Fish-like robots interact with each other without human assistance

Schools of fish exhibit complex synchronized behavior: it helps them find food, migrate and

dodge predators.No one in particular coordinates these movements, and the fish do not tell each other what to do next. This behavior results from what is called implicit coordination, where individual fish make decisions based on what they see and what their neighbors are doing.

This type of decentralized, autonomousself-organization and coordination has long attracted scientists: they decided to use it in robotics. A team of researchers from the Harvard School of Engineering and Applied Sciences. John A. Paulson (SEAS) and the Wyss Institute for Biological Engineering have developed fish-inspired robots that can synchronize their movements.

Robots often work in places thatinaccessible or dangerous to people, as well as areas where human intervention may not even be possible. In situations like this, you really need to have a highly autonomous robot swarm. Using a set of fish behaviors and 3D visual perception, we were able to create a system that has a high degree of autonomy and flexibility underwater.

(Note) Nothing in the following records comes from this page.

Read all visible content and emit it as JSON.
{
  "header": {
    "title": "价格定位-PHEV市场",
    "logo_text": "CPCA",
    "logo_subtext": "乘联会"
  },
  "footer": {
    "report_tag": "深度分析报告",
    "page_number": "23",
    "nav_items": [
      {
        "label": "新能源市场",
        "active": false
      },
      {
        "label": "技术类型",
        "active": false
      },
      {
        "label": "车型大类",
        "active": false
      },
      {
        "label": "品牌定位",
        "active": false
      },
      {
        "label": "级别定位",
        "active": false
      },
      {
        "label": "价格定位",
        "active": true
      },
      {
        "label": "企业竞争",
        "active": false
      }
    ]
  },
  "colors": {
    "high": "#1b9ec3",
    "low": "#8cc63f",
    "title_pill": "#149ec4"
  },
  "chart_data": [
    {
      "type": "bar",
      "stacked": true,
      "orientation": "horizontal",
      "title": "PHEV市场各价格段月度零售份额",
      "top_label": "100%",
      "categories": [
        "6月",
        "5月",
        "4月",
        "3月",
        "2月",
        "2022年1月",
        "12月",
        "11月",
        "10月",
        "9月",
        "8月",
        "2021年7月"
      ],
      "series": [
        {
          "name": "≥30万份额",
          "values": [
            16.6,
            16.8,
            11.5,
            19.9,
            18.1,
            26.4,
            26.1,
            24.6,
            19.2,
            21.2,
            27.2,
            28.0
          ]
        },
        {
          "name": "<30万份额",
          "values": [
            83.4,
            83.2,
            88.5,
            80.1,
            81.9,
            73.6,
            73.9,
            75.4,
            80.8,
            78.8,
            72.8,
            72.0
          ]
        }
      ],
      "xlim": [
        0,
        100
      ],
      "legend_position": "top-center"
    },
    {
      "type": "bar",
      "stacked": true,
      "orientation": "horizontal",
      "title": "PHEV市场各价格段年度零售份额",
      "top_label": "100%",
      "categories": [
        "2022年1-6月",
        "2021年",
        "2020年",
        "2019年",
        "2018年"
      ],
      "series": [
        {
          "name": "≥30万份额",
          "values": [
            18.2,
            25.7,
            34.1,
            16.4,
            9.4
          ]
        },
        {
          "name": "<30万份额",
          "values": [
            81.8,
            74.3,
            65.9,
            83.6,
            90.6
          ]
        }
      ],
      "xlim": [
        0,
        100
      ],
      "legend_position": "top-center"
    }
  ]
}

Florian Berlinger, Ph.D. SEAS and Wyss candidate and first article author

A swarm of robots inspired by fish gotthe name Blueswarm. The researchers have developed a vision-based coordination system based on blue LEDs. Each underwater robot is equipped with two cameras and three LED lights. Onboard cameras detect LEDs on nearby fish and use a special algorithm to determine their distance, direction and course.

So Blueswarm can demonstrate complex self-organized behavior: in particular, aggregation, scattering and circle formation.